Tuesday, March 7, 2017

on dating.

she made me believe that i could love again and god knows, i thought my heart would never allow that after my divorce. she bolstered all the good in me she saw and applauded my success relentlessly. i spent every dime i could on you, thought you were it, my second chance. you never fought with me, not once, during those nine months. we were peacemakers through and through. not a single war waged until the day you confessed you had fallen in love with another woman. i wept like i never had and never will again. panic, panic, PANIC. this will be a pattern for me. this will be my lot.

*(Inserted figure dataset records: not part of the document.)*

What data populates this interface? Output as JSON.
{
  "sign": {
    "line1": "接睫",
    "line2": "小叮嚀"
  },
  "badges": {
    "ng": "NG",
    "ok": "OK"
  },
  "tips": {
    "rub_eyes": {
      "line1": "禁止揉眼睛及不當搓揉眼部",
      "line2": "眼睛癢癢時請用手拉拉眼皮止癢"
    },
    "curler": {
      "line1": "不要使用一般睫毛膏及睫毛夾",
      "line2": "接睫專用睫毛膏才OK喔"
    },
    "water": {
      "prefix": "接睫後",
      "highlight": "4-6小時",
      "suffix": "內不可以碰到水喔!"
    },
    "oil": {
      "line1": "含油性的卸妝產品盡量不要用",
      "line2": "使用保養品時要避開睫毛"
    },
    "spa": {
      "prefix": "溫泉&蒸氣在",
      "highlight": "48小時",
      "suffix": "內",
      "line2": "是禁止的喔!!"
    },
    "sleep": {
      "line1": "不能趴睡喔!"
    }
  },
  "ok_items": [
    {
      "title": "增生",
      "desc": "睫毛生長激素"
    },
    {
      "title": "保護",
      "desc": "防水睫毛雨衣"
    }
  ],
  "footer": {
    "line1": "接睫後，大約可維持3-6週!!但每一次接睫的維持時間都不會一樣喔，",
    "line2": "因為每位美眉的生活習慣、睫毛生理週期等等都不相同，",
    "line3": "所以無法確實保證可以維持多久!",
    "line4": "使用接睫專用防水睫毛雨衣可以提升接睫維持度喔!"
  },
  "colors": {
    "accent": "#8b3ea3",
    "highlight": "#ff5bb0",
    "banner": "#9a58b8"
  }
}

so then i met another her. this one was not at all like she was. this one was broken and pissed at america and stoned continually and needed me to be mother, father, friend, and mirror, mirror on the wall. she told me "i like you because you constantly tell me how beautiful i am. i could never be with someone who didn't do that." you wouldn't let me run because you needed me to bring you your morning coffee. you wouldn't come out to your friends with me there because you "weren't sure you wanted people to know i was your girlfriend."

and most days, i chalk this up to the perils of dating--inevitable and necessary. but on particularly lonely nights, i lay here in bed and wonder why i choose the women i choose. women who don't want me. women whom i don't want. women who are closeted. i know exactly what i want and need in a relationship but, in the end, the magnetic allure of lust seems to trump all reason. and i enter knowing this is only a detour, this is only a demise waiting to happen. and i try to convince myself this is a part of my story i'm not responsible for and a part that won't affect me.

i now know that a relationship cannot be entered into lightly and that sex will always carry weight and romance for me and that, above all, beauty and vanity is a dangerous combination. from now on, i will weigh the cost and i will believe that a healthy partnership--one that is focused outward--is around this next horizon. and i will not rest in another's arms until i find it. i deserve this and she deserves this and my former lovers--they deserve health and prosperity and partnership.


this will not be my pattern or my lot. a healthy, robust, adventurous and all encompassing love is waiting in the wings.